Dampak pada Tenaga Kerja dan Ekonomi Nasional
Kesalahan dalam sistem pendidikan melahirkan dampak berantai:
Daya Saing Lemah: Indonesia hanya berada di peringkat 50 dari 140 negara dalam Indeks Daya Saing Global (WEF, 2024).
Pengangguran Tinggi: BPS 2024 mencatat 8% pengangguran di kalangan lulusan perguruan tinggi.
Ekonomi Tertinggal: Pertumbuhan ekonomi Indonesia kalah cepat dibanding Vietnam dan Thailand yang memiliki sistem pendidikan lebih baik (Bank Dunia, 2024).
Implikasi bagi Rakyat dan Negara
Dampak kumulatif ini dirasakan langsung oleh masyarakat:
Bagi Rakyat: Tingkat kemiskinan tinggi, jurang kaya–miskin melebar, kualitas hidup terbatas.
Bagi Negara: Potensi ekonomi hilang, ketergantungan pada utang, serta ancaman instabilitas sosial-politik.
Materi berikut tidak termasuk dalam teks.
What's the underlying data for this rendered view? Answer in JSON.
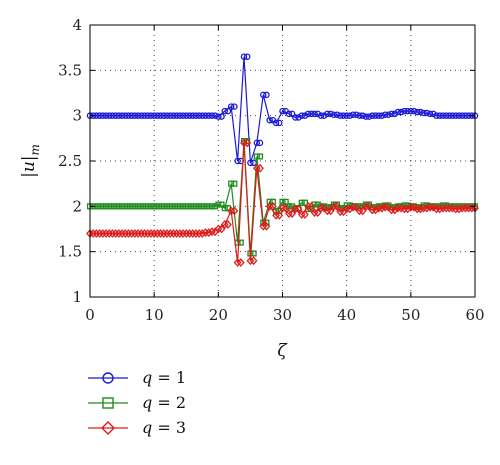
{
  "chart_data": {
    "type": "line",
    "title": "",
    "xlabel": "ζ",
    "ylabel": "|u|_m",
    "xlim": [
      0,
      60
    ],
    "ylim": [
      1,
      4
    ],
    "xticks": [
      0,
      10,
      20,
      30,
      40,
      50,
      60
    ],
    "yticks": [
      1,
      1.5,
      2,
      2.5,
      3,
      3.5,
      4
    ],
    "grid": true,
    "legend_position": "below-left",
    "series": [
      {
        "name": "q = 1",
        "var": "q",
        "val": "1",
        "color": "#1a1ad6",
        "marker": "circle",
        "x": [
          0,
          1,
          2,
          3,
          4,
          5,
          6,
          7,
          8,
          9,
          10,
          11,
          12,
          13,
          14,
          15,
          16,
          17,
          18,
          19,
          20,
          21,
          22,
          23,
          24,
          25,
          26,
          27,
          28,
          29,
          30,
          31,
          32,
          33,
          34,
          35,
          36,
          37,
          38,
          39,
          40,
          41,
          42,
          43,
          44,
          45,
          46,
          47,
          48,
          49,
          50,
          51,
          52,
          53,
          54,
          55,
          56,
          57,
          58,
          59,
          60
        ],
        "y": [
          3.0,
          3.0,
          3.0,
          3.0,
          3.0,
          3.0,
          3.0,
          3.0,
          3.0,
          3.0,
          3.0,
          3.0,
          3.0,
          3.0,
          3.0,
          3.0,
          3.0,
          3.0,
          3.0,
          3.0,
          2.99,
          3.05,
          3.1,
          2.5,
          3.65,
          2.48,
          2.7,
          3.23,
          2.95,
          2.92,
          3.05,
          3.02,
          2.98,
          3.0,
          3.02,
          3.02,
          3.0,
          3.02,
          3.01,
          3.0,
          3.0,
          3.01,
          3.0,
          2.99,
          3.0,
          3.0,
          3.01,
          3.02,
          3.04,
          3.05,
          3.05,
          3.04,
          3.03,
          3.02,
          3.0,
          3.0,
          3.0,
          3.0,
          3.0,
          3.0,
          3.0
        ]
      },
      {
        "name": "q = 2",
        "var": "q",
        "val": "2",
        "color": "#1e8c1e",
        "marker": "square",
        "x": [
          0,
          1,
          2,
          3,
          4,
          5,
          6,
          7,
          8,
          9,
          10,
          11,
          12,
          13,
          14,
          15,
          16,
          17,
          18,
          19,
          20,
          21,
          22,
          23,
          24,
          25,
          26,
          27,
          28,
          29,
          30,
          31,
          32,
          33,
          34,
          35,
          36,
          37,
          38,
          39,
          40,
          41,
          42,
          43,
          44,
          45,
          46,
          47,
          48,
          49,
          50,
          51,
          52,
          53,
          54,
          55,
          56,
          57,
          58,
          59,
          60
        ],
        "y": [
          2.0,
          2.0,
          2.0,
          2.0,
          2.0,
          2.0,
          2.0,
          2.0,
          2.0,
          2.0,
          2.0,
          2.0,
          2.0,
          2.0,
          2.0,
          2.0,
          2.0,
          2.0,
          2.0,
          2.0,
          2.02,
          1.98,
          2.25,
          1.6,
          2.72,
          1.48,
          2.55,
          1.82,
          2.05,
          1.95,
          2.05,
          2.0,
          1.98,
          2.04,
          1.97,
          2.02,
          2.0,
          1.99,
          2.02,
          1.98,
          2.01,
          2.0,
          2.0,
          2.02,
          1.99,
          2.0,
          2.01,
          1.99,
          2.0,
          2.01,
          2.0,
          1.99,
          2.01,
          2.0,
          2.0,
          2.01,
          2.0,
          2.0,
          2.0,
          2.0,
          2.0
        ]
      },
      {
        "name": "q = 3",
        "var": "q",
        "val": "3",
        "color": "#e01a1a",
        "marker": "diamond",
        "x": [
          0,
          1,
          2,
          3,
          4,
          5,
          6,
          7,
          8,
          9,
          10,
          11,
          12,
          13,
          14,
          15,
          16,
          17,
          18,
          19,
          20,
          21,
          22,
          23,
          24,
          25,
          26,
          27,
          28,
          29,
          30,
          31,
          32,
          33,
          34,
          35,
          36,
          37,
          38,
          39,
          40,
          41,
          42,
          43,
          44,
          45,
          46,
          47,
          48,
          49,
          50,
          51,
          52,
          53,
          54,
          55,
          56,
          57,
          58,
          59,
          60
        ],
        "y": [
          1.7,
          1.7,
          1.7,
          1.7,
          1.7,
          1.7,
          1.7,
          1.7,
          1.7,
          1.7,
          1.7,
          1.7,
          1.7,
          1.7,
          1.7,
          1.7,
          1.7,
          1.7,
          1.71,
          1.72,
          1.75,
          1.8,
          1.95,
          1.38,
          2.7,
          1.4,
          2.42,
          1.78,
          2.0,
          1.9,
          1.98,
          1.92,
          1.97,
          1.91,
          2.0,
          1.93,
          1.98,
          1.95,
          2.0,
          1.94,
          1.97,
          1.99,
          1.95,
          2.0,
          1.96,
          1.98,
          1.99,
          1.96,
          1.98,
          1.97,
          1.99,
          1.97,
          1.98,
          1.99,
          1.97,
          1.98,
          1.98,
          1.97,
          1.98,
          1.98,
          1.98
        ]
      }
    ]
  }
}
Reformasi Pendidikan: Agenda Mendesak
Untuk menjawab tantangan tersebut, diperlukan reformasi pendidikan yang komprehensif, mencakup:
Kurikulum Berbasis Keterampilan: Fokus pada kreativitas, berpikir kritis, pemecahan masalah, dan kewirausahaan.
Peningkatan Kualitas Guru: Melalui pelatihan berkelanjutan dan peningkatan kesejahteraan.
Pemerataan Akses: Pendidikan berkualitas untuk semua anak, tanpa diskriminasi ekonomi maupun geografis.
Integrasi Nilai Spiritual dan Moral: Membangun karakter berintegritas dan bertanggung jawab.
Pengembangan Sistem Ekonomi Langit: Pendidikan yang memperkenalkan ekonomi berkeadilan, berkelanjutan, dan selaras dengan nilai spiritual.
Penutup
Dengan reformasi pendidikan yang tepat, Indonesia dapat melahirkan generasi unggul, menekan angka pengangguran, mendorong pertumbuhan ekonomi inklusif, dan meningkatkan kesejahteraan rakyat.